I acknowledge that this complaint is going to sound both basic and obvious, not to mention asinine, but still it needs to be said: movies are too long. Especially right now, movies are too long. Last week saw the release of First Man, Bad Times At The El Royale, and on Netflix, 22 July, clocking in at 2 hours 21 minutes, 2 hours 21 minutes, and 2 hours 23 minutes, respectively. A 140-minute movie should be a rare thing (in fact it should probably require congressional approval). When we get three on the same weekend, it’s become a problem.
This isn’t to say that two hours and twenty minutes is always too long, but it was certainly too long for these movies. It’s not that you should never make a movie that long, it’s just that if you do, you should be thinking long and hard about whether it needs to be long. Sometimes the answer is yes, and that’s fine, but it has to feel like someone at least asked. This week felt like no one asked, or didn’t ask hard enough. Which hurts not just individual movies but, to some extent, all movies.

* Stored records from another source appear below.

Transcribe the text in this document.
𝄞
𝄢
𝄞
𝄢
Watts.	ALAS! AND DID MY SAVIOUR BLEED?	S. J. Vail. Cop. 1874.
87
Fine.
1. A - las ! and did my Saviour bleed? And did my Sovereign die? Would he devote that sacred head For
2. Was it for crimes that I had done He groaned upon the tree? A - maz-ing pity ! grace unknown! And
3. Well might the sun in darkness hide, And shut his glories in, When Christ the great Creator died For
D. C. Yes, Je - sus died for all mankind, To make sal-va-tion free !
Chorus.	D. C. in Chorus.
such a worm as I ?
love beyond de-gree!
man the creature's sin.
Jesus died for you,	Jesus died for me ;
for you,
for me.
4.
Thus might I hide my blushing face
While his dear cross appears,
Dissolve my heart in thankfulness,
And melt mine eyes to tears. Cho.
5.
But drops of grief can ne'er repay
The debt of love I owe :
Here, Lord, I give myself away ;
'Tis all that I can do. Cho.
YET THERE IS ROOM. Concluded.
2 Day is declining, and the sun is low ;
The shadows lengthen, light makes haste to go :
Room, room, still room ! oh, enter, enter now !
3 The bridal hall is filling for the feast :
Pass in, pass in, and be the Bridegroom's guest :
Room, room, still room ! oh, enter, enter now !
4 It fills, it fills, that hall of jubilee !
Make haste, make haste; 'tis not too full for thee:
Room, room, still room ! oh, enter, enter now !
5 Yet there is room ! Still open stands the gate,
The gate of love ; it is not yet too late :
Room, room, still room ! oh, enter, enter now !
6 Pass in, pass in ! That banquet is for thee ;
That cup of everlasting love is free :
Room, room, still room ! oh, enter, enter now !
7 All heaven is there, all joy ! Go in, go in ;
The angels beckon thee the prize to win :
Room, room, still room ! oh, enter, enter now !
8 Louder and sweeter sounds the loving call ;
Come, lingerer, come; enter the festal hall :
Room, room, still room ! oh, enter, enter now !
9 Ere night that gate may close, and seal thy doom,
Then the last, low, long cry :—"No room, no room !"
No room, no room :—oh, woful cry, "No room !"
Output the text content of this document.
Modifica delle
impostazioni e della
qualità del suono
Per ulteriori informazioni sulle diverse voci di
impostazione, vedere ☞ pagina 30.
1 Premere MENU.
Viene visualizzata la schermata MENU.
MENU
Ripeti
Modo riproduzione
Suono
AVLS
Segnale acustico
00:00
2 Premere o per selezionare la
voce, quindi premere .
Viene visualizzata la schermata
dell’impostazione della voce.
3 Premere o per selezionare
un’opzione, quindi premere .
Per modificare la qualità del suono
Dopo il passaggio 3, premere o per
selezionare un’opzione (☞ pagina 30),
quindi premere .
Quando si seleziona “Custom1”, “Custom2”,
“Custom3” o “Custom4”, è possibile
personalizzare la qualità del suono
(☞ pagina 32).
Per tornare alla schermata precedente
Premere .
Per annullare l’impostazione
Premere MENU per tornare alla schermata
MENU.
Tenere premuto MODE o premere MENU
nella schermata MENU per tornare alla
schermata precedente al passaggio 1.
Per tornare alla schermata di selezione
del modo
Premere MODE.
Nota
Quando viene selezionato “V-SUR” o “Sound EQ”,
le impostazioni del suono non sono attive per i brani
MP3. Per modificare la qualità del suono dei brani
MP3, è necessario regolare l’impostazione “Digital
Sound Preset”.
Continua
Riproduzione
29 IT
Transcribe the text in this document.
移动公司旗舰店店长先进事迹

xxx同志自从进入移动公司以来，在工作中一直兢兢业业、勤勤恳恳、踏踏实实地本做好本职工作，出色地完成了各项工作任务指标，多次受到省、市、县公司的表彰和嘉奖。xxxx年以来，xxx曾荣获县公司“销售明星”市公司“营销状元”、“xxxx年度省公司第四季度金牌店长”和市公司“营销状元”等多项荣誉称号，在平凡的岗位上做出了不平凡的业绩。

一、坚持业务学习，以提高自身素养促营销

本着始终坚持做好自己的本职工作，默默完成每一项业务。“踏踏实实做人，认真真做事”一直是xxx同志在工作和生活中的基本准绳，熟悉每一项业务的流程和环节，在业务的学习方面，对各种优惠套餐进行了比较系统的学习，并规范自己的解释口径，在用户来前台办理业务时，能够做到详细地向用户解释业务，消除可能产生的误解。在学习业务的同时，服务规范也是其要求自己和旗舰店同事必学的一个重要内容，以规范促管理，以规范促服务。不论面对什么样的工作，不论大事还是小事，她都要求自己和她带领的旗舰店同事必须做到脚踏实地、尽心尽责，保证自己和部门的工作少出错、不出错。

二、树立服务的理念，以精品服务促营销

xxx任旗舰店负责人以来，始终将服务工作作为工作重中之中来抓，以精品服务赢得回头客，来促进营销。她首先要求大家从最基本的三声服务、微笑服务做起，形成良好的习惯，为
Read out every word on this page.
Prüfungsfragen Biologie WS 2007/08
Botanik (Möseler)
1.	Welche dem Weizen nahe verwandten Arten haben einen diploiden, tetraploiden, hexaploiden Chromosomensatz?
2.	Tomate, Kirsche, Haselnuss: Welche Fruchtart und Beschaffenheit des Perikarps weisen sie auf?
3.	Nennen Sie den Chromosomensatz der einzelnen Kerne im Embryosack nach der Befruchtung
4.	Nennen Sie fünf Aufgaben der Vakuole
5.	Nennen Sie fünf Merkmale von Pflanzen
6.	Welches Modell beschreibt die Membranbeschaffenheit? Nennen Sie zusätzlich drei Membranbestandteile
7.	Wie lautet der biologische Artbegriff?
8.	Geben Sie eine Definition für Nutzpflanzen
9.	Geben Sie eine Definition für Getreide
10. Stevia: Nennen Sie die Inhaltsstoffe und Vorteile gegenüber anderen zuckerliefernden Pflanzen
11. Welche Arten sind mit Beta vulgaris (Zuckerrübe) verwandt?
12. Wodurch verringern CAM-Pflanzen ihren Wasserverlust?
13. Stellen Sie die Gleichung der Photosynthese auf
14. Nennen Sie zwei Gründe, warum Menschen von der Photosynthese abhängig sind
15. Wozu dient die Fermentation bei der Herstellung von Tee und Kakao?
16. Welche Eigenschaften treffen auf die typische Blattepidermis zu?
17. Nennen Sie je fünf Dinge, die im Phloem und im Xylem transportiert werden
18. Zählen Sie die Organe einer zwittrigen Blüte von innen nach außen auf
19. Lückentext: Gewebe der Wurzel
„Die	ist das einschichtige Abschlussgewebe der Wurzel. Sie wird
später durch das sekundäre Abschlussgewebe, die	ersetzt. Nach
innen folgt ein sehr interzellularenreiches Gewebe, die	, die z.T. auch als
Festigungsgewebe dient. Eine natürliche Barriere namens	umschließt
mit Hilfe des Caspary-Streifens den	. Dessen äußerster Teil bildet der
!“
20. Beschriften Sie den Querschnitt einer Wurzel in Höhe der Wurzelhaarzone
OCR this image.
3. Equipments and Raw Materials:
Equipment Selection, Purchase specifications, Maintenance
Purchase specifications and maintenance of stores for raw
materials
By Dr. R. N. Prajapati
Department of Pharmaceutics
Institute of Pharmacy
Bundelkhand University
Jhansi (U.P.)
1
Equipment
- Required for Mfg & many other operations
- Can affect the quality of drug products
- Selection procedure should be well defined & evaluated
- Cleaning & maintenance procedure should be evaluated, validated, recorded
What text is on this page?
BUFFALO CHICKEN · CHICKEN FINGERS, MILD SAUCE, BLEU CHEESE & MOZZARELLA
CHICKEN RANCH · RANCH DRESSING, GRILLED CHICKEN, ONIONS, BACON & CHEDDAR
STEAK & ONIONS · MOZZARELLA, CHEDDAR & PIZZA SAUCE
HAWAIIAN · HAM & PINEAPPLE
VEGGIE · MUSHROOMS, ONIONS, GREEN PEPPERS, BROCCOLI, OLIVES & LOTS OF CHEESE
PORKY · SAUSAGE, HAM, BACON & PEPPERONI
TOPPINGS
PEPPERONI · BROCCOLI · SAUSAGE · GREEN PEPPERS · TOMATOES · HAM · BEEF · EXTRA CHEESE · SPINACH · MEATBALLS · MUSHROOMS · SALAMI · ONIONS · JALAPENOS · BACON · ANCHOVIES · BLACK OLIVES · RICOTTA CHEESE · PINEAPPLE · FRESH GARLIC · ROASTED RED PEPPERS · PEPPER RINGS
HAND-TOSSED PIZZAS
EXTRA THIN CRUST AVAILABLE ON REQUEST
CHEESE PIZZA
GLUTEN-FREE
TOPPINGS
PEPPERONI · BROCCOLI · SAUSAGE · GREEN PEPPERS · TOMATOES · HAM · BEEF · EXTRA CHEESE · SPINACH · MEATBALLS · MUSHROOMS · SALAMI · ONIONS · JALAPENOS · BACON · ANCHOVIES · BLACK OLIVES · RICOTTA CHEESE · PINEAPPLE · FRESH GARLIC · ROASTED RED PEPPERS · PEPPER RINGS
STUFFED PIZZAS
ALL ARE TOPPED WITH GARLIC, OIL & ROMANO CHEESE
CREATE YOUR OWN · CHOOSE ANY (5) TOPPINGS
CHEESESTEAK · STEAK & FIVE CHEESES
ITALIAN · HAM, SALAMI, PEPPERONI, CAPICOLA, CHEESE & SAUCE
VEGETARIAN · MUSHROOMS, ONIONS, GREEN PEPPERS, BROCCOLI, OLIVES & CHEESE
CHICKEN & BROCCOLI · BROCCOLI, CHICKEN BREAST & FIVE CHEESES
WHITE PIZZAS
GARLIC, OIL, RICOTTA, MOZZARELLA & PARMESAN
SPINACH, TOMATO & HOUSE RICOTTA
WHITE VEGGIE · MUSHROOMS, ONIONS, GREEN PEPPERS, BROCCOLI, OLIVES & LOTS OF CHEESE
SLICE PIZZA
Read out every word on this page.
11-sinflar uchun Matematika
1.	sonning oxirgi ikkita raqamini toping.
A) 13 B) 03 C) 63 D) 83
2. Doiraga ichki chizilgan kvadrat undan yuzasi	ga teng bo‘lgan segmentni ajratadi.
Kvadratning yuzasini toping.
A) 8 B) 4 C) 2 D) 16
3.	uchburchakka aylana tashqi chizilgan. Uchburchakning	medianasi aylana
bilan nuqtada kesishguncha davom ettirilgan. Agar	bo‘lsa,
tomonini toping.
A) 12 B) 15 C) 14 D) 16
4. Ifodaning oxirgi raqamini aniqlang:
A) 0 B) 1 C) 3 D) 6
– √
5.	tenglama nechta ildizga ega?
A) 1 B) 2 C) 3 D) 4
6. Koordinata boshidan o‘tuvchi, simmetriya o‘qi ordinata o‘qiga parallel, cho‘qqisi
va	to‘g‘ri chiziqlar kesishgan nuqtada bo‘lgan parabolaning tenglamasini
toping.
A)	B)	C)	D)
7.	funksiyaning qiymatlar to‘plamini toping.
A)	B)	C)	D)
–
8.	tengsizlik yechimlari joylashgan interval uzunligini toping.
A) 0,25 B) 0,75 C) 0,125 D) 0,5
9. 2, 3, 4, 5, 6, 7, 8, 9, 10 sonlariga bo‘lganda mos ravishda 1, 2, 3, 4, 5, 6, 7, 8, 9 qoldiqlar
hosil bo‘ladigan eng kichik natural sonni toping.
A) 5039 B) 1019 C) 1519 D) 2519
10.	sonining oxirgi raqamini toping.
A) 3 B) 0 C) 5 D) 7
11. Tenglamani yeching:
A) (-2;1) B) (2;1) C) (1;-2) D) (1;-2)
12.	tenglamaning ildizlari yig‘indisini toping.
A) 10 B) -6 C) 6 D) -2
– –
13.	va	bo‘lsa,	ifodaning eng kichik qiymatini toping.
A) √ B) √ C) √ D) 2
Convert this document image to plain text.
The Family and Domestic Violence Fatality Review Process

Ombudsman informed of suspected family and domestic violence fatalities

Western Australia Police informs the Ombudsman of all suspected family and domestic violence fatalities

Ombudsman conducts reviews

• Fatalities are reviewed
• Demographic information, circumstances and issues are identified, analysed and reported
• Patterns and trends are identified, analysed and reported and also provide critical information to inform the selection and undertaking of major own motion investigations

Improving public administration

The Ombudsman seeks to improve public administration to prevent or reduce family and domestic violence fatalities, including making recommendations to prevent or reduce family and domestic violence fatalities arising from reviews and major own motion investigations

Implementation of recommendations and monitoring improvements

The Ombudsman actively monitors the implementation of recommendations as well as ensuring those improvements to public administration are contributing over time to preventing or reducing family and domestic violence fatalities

This isn’t just about modern moviegoers having shorter attention spans, although that’s undoubtedly true, and at some point you have to start questioning the ability of art to change that. This generation works longer hours for less money and fewer vacations, with massive debt and no retirement savings, so of course we have stingier budgets for our leisure time. We have to finish the popcorn and go drive Ubers or do Taskrabbits or whatever. (My colleague Brian Grubb argues that nothing in modern life should last longer than two hours.)
But it’s also about the movies themselves. Both First Man and El Royale have plenty to recommend them, visually tasteful and artistically innovative, and both come to feel like a bit of a drag towards the end. It’s the length specifically that’s the problem (22 July had plenty of others). It’s the only thing keeping them from wholehearted recommendations.